Some requirements to note: you can’t deduct principal payments you make, only the interest. You can’t deduct interest paid through a second loan. Also, any expenses paid to obtain the mortgage (including fees and commissions) don’t count as interest.

Repairs and Improvements

The good thing about repairs is that the entire cost of the repair is deductible that same year. The tricky part lies in understanding the difference between a repair and an improvement.

Unlike repairs, improvements cannot be deducted all in one year; rather, they must depreciate over the course of several years, with the specific time period depending on the type of improvement.

So what’s the difference between a repair and an improvement?

A repair is generally something you do to keep the property habitable and in working order. These are sometimes referred to as operating expenses, which could include:

  • Unclogging a drain
  • Patching a section of roof
  • Buying a new part to fix the washing machine
  • Replacing a section of cracked tile

Repairs are not usually big-ticket items, but the everyday parts and purchases made to keep things running smoothly.

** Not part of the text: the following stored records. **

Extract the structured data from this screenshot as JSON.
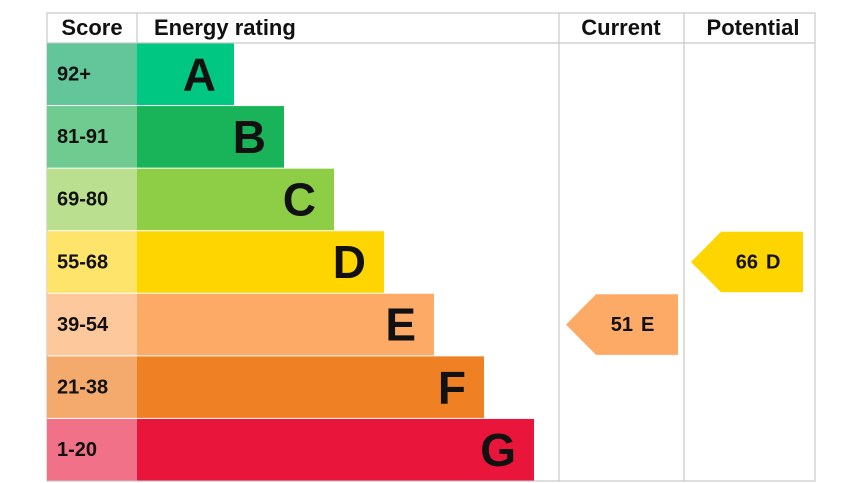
{
  "header": {
    "score": "Score",
    "rating": "Energy rating",
    "current": "Current",
    "potential": "Potential"
  },
  "bands": [
    {
      "range": "92+",
      "letter": "A",
      "color": "#00c781",
      "score_color": "#63c69b"
    },
    {
      "range": "81-91",
      "letter": "B",
      "color": "#19b459",
      "score_color": "#6fcb8f"
    },
    {
      "range": "69-80",
      "letter": "C",
      "color": "#8dce46",
      "score_color": "#badf8f"
    },
    {
      "range": "55-68",
      "letter": "D",
      "color": "#ffd500",
      "score_color": "#ffe46b"
    },
    {
      "range": "39-54",
      "letter": "E",
      "color": "#fcaa65",
      "score_color": "#fdc89b"
    },
    {
      "range": "21-38",
      "letter": "F",
      "color": "#ef8023",
      "score_color": "#f4aa6c"
    },
    {
      "range": "1-20",
      "letter": "G",
      "color": "#e9153b",
      "score_color": "#f07188"
    }
  ],
  "current": {
    "score": 51,
    "band": "E"
  },
  "potential": {
    "score": 66,
    "band": "D"
  }
}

An improvement is an upgrade that has lasting value and extends the life of the property. Sometimes these are called capital expenses, which could include:

  • Replacing the entire roof with a higher quality shingle
  • Buying a new washing machine
  • Replacing the carpet in an entire room
  • Remodeling the kitchen

Since improvements will typically outlast a single year and add significant value to the property, they cannot be claimed all at once, but the cost must be spread out over several years. The amount of time depends on the asset, and it can encompass a wide range. For example, appliances, carpets, and furniture depreciate over five years, while the property itself, the plumbing, and the electrical systems depreciate over 27.5 years. The land on which a unit is built never depreciates, since it can be used repeatedly for building.

To sum up, repairs keep things working and are 100% deductible that same year, while improvements are upgrades where the cost is deductible over several years.

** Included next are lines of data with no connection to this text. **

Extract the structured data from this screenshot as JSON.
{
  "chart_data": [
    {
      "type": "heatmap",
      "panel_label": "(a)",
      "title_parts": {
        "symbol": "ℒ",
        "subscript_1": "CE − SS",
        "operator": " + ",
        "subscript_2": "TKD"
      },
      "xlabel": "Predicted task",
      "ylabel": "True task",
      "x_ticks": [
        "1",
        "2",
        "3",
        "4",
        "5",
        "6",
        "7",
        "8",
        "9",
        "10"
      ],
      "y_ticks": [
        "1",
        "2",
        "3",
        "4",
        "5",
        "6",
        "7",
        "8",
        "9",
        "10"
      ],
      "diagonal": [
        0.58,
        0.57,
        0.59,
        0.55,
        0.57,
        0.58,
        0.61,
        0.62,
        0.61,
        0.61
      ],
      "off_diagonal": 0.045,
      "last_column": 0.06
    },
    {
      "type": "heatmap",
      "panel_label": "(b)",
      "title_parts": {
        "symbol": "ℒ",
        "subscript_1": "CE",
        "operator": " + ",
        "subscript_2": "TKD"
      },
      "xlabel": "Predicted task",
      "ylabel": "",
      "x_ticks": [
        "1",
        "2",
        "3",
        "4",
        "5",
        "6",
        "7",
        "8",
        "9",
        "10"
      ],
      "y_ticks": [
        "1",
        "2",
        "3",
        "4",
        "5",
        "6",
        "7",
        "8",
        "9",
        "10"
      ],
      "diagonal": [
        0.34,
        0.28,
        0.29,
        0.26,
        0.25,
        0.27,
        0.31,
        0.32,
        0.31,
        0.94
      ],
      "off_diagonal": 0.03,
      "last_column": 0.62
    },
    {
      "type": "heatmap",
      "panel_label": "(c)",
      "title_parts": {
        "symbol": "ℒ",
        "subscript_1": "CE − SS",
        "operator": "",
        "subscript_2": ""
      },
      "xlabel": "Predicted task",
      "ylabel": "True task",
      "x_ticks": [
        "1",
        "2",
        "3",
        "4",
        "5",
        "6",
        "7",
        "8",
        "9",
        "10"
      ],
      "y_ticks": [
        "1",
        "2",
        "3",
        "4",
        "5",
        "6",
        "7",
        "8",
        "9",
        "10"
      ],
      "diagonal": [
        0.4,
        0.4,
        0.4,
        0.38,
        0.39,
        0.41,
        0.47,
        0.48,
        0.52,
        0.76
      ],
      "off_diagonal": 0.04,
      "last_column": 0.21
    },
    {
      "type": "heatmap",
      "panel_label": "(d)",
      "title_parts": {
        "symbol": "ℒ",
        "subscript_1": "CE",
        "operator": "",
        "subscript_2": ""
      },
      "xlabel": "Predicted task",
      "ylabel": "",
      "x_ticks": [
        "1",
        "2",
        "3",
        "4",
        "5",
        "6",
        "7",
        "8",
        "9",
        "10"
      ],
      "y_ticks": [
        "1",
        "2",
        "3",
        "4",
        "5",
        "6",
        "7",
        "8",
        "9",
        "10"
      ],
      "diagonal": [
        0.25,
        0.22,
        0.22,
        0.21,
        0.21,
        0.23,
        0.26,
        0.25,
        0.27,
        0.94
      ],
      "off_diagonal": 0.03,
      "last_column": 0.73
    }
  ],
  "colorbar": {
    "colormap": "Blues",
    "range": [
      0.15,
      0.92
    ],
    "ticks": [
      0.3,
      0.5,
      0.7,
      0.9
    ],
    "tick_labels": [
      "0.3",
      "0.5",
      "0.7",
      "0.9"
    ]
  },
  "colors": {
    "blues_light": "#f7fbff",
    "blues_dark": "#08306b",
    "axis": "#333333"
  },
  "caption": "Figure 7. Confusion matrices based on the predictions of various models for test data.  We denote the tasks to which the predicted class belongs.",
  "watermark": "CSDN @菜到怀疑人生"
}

If you want to make sure what you’re doing is a repair and not an improvement, be sure to be cautious about making outright replacements if they’re not necessary. Patch and mend whenever possible, and keep good records about what was included in the repair and why it was called for.

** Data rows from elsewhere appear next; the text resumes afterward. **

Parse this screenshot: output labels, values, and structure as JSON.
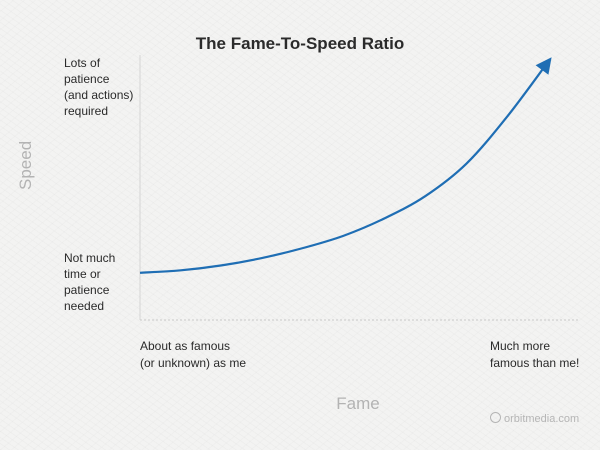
{
  "chart_data": {
    "type": "line",
    "title": "The Fame-To-Speed Ratio",
    "xlabel": "Fame",
    "ylabel": "Speed",
    "x_tick_labels": {
      "low": "About as famous\n(or unknown) as me",
      "high": "Much more\nfamous than me!"
    },
    "y_tick_labels": {
      "high": "Lots of\npatience\n(and actions)\nrequired",
      "low": "Not much\ntime or\npatience\nneeded"
    },
    "series": [
      {
        "x": [
          0,
          0.1,
          0.2,
          0.3,
          0.4,
          0.5,
          0.6,
          0.7,
          0.8,
          0.9,
          1.0
        ],
        "y": [
          0.15,
          0.16,
          0.18,
          0.21,
          0.25,
          0.3,
          0.37,
          0.46,
          0.59,
          0.78,
          1.0
        ]
      }
    ],
    "xlim": [
      0,
      1
    ],
    "ylim": [
      0,
      1
    ],
    "grid": false,
    "line_color": "#1f6eb4",
    "arrowhead": true
  },
  "watermark": "orbitmedia.com",
  "colors": {
    "background": "#f3f3f2",
    "curve": "#1f6eb4",
    "axis_title": "#b3b3b3"
  }
}
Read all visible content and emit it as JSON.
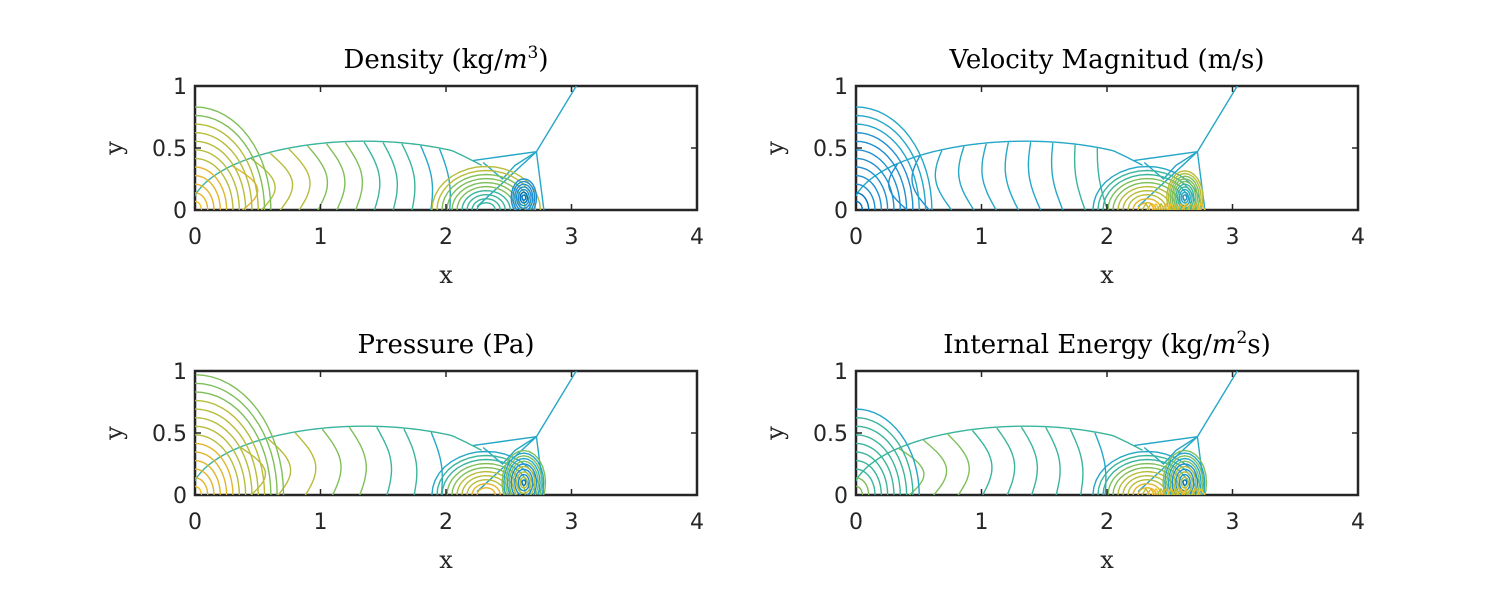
{
  "chart_data": [
    {
      "type": "contour",
      "title": "Density (kg/m³)",
      "title_parts": {
        "lead": "Density (kg/",
        "var": "m",
        "sup": "3",
        "tail": ")"
      },
      "xlabel": "x",
      "ylabel": "y",
      "xlim": [
        0,
        4
      ],
      "ylim": [
        0,
        1
      ],
      "xticks": [
        "0",
        "1",
        "2",
        "3",
        "4"
      ],
      "yticks": [
        "0",
        "0.5",
        "1"
      ],
      "high_region": "near origin",
      "low_region": "x≈2.6, y≈0.1"
    },
    {
      "type": "contour",
      "title": "Velocity Magnitud (m/s)",
      "title_parts": {
        "lead": "Velocity Magnitud (m/s)",
        "var": "",
        "sup": "",
        "tail": ""
      },
      "xlabel": "x",
      "ylabel": "y",
      "xlim": [
        0,
        4
      ],
      "ylim": [
        0,
        1
      ],
      "xticks": [
        "0",
        "1",
        "2",
        "3",
        "4"
      ],
      "yticks": [
        "0",
        "0.5",
        "1"
      ],
      "high_region": "x≈2.3–2.8, y≈0",
      "low_region": "near origin"
    },
    {
      "type": "contour",
      "title": "Pressure (Pa)",
      "title_parts": {
        "lead": "Pressure (Pa)",
        "var": "",
        "sup": "",
        "tail": ""
      },
      "xlabel": "x",
      "ylabel": "y",
      "xlim": [
        0,
        4
      ],
      "ylim": [
        0,
        1
      ],
      "xticks": [
        "0",
        "1",
        "2",
        "3",
        "4"
      ],
      "yticks": [
        "0",
        "0.5",
        "1"
      ],
      "high_region": "x≈2.3, y≈0",
      "low_region": "x≈2.6, y≈0.1"
    },
    {
      "type": "contour",
      "title": "Internal Energy (kg/m²s)",
      "title_parts": {
        "lead": "Internal Energy (kg/",
        "var": "m",
        "sup": "2",
        "tail": "s)"
      },
      "xlabel": "x",
      "ylabel": "y",
      "xlim": [
        0,
        4
      ],
      "ylim": [
        0,
        1
      ],
      "xticks": [
        "0",
        "1",
        "2",
        "3",
        "4"
      ],
      "yticks": [
        "0",
        "0.5",
        "1"
      ],
      "high_region": "x≈2.3–2.7, y≈0",
      "low_region": "x≈2.6, y≈0.1"
    }
  ],
  "colormap": [
    "#0072bd",
    "#1f8fd0",
    "#25a7c8",
    "#3ab59b",
    "#7fbf5a",
    "#b7bd3a",
    "#e3b52a",
    "#f9c11c"
  ]
}
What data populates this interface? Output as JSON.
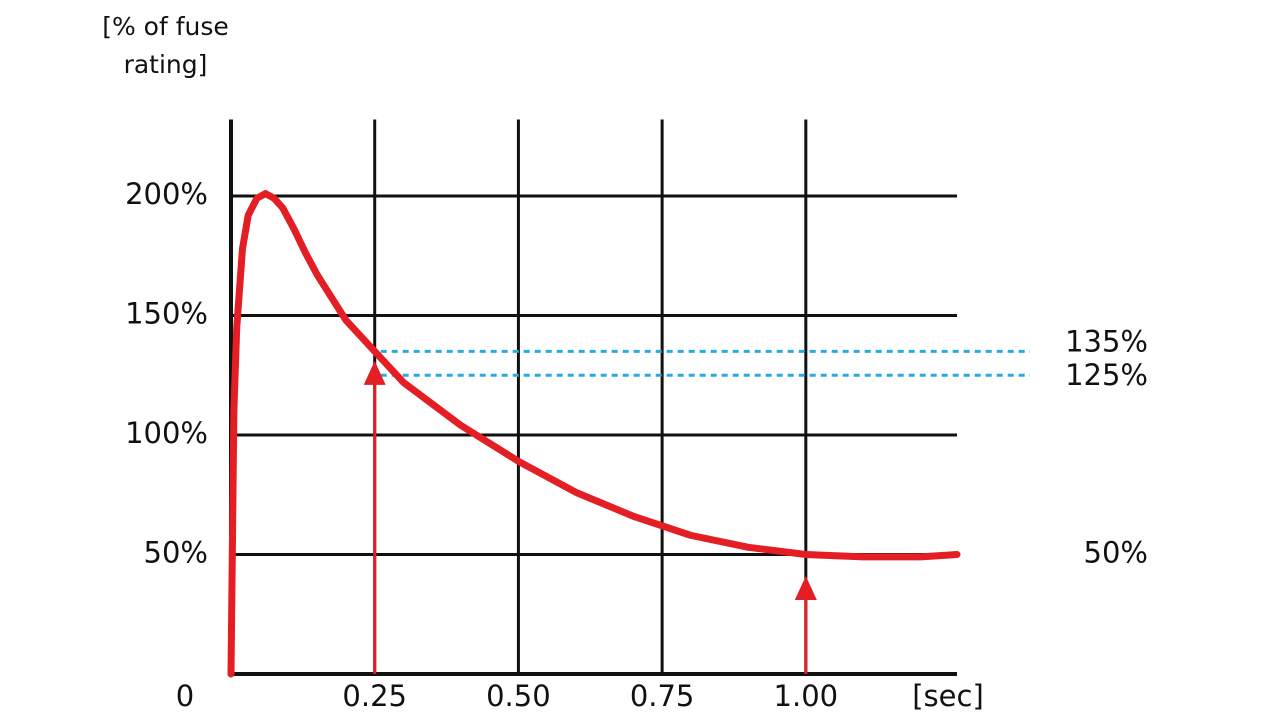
{
  "chart_data": {
    "type": "line",
    "y_label": "[% of fuse rating]",
    "x_label": "[sec]",
    "xlim": [
      0,
      1.263
    ],
    "ylim": [
      0,
      232
    ],
    "xticks": [
      {
        "value": 0,
        "label": "0"
      },
      {
        "value": 0.25,
        "label": "0.25"
      },
      {
        "value": 0.5,
        "label": "0.50"
      },
      {
        "value": 0.75,
        "label": "0.75"
      },
      {
        "value": 1,
        "label": "1.00"
      }
    ],
    "yticks": [
      {
        "value": 50,
        "label": "50%"
      },
      {
        "value": 100,
        "label": "100%"
      },
      {
        "value": 150,
        "label": "150%"
      },
      {
        "value": 200,
        "label": "200%"
      }
    ],
    "grid": true,
    "series": [
      {
        "color": "#e31e24",
        "x": [
          0,
          0.005,
          0.01,
          0.02,
          0.03,
          0.045,
          0.06,
          0.075,
          0.09,
          0.11,
          0.13,
          0.15,
          0.2,
          0.25,
          0.3,
          0.4,
          0.5,
          0.6,
          0.7,
          0.8,
          0.9,
          1.0,
          1.1,
          1.2,
          1.263
        ],
        "values": [
          0,
          110,
          145,
          178,
          192,
          199,
          201,
          199,
          195,
          186,
          176,
          167,
          148,
          135,
          122,
          104,
          89,
          76,
          66,
          58,
          53,
          50,
          49,
          49,
          50
        ]
      }
    ],
    "reference_lines": [
      {
        "value": 135,
        "label": "135%",
        "color": "#29abe2"
      },
      {
        "value": 125,
        "label": "125%",
        "color": "#29abe2"
      }
    ],
    "annotations": [
      {
        "text": "50%",
        "y": 50
      }
    ],
    "arrows": [
      {
        "x": 0.25,
        "y": 131
      },
      {
        "x": 1.0,
        "y": 41
      }
    ]
  }
}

Employees and Independent Contractors

If you’ve hired a property manager to take care of your rental or if you employ a handyman to fix things, then you can deduct their wages as a business expense. This category can also extend to housecleaners, gardeners, pool cleaners, and any other type of independent contractor you enlist to keep your property running.

If you pay an employee or independent contractor more than $600 in a single year, the IRS asks you to submit their tax ID number and the amount you paid on Form 1099-MISC.


Having insurance on your rental property is a smart decision. Whether you’re protecting yourself from a fire, flooding, a tenant’s damage, or any accidents that may occur on your property, you should be sure your policy covers you where it counts.

Usually homeowners insurance covers someone’s primary residence. Obtaining insurance for a rental property is often more expensive than a homeowners policy, since rentals are treated as a business. However, any premiums you pay on rental related insurance can be deducted. If you’re a landlord with full-time employees, you can also deduct the cost of their health insurance.

Final word

Taxes don’t have to be overwhelming. And as a landlord, it makes good business sense to take advantage of the deductions already available to you. The key to being able to successfully claim any deduction is having a rock-solid system to keep everything organized. How can a landlord expect to deduct travel if they aren’t sure of the miles they drove? How can they deduct repairs if they constantly lose receipts?

Organization is a great goal, but without a system and tools in place, it can easily fall flat. It’s worth taking a few minutes to decide what’s going to work for you. What will you do once you get a receipt? How are you keeping track of interest paid on your mortgages?

Whether you’re using Excel, QuickBooks, or a free property management software like the Tellus app, putting in a little work now can save a lot of time and money later.